Ci spieghi questa “distanza”. Sono passati così tanti anni che molti fanno confusione, l’estrema sinistra di allora è talvolta vista come un unicum, che invece non era.

«Le sue teorie sull’insurrezione – sue e di altri esponenti di Potere operaio – erano politicamente folli, per noi di Lotta continua. Ricordo un episodio: nel secondo anniversario di piazza Fontana, ci riunimmo a Milano per decidere cosa fare per la manifestazione di tutta la sinistra extraparlamentare legale, cioè che operava alla luce del sole. C’erano il manifesto, Lotta continua, Potere operaio e altri. La questura ci autorizzava a manifestare, ma non a fare un corteo. Negri disse che dovevamo forzare il divieto, a costo di scontri. Ci opponemmo tutti, e così fu: una manifestazione, niente corteo. Ma quella notte venne fermata una macchina, con alcuni esponenti di Potere operaio. Vennero arrestati, nell’auto c’erano molte molotov pronte. Ecco, era la ricerca dello scontro, sempre e comunque».

Lei lo conosceva dagli anni Sessanta, addirittura.

«La prima volta che l’ho visto, a Venezia, a una conferenza, era il 1962. Io, studente liceale, lui già impegnato in politica, nella sinistra socialista. È stato il più giovane professore ordinario d’Italia, e lo era diventato con l’appoggio del rettore di Padova, Enrico Opocher, che era di tutt’altre idee. La sua tesi di laurea, poi pubblicata, era sullo storicismo tedesco. Ha fatto una strepitosa carriera universitaria, ed è stato un grande studioso, perciò ne ho rispetto».

Ma su tutto il resto, niente a che fare.

«Assolutamente no. Abbiamo avuto le stesse radici cristiane, poi io sono rimasto cristiano, lui ha fatto un percorso diverso, ha scritto libri su Spinoza, sulla laicità. Ha studiato e scritto moltissimo, e io ho letto molti dei suoi libri. Impero, ad esempio, ha fatto storia. Ne ricordo però uno che mi sembrò un po’ delirante: Il dominio e il sabotaggio».

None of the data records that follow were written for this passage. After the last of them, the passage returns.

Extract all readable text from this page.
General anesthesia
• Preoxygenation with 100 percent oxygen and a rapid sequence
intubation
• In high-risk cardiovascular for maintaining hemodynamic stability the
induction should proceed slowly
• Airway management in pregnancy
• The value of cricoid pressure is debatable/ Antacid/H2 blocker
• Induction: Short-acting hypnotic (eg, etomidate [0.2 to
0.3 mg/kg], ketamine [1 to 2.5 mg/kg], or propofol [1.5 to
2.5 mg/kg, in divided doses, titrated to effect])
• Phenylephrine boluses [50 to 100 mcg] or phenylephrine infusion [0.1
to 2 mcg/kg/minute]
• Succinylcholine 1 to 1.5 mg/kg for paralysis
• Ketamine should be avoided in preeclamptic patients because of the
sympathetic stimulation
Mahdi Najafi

Adesso che è morto, è tornata a galla la vecchia definizione di “cattivo maestro”. Cosa ne pensa?

«È un cliché, è la definizione banale di una storia – che non è la mia storia – molto lunga e complessa. Posso dire che non aveva niente a che fare con le organizzazioni terroristiche, e che il teorema Calogero – che pure ha avuto dei meriti, con altre indagini – era follia pura. Ipotizzare che ci fosse un vertice unificato del terrorismo italiano, e che il capo fosse lui… un’ipotesi giudiziaria e storico-politica che non stava in piedi, e infatti crollò».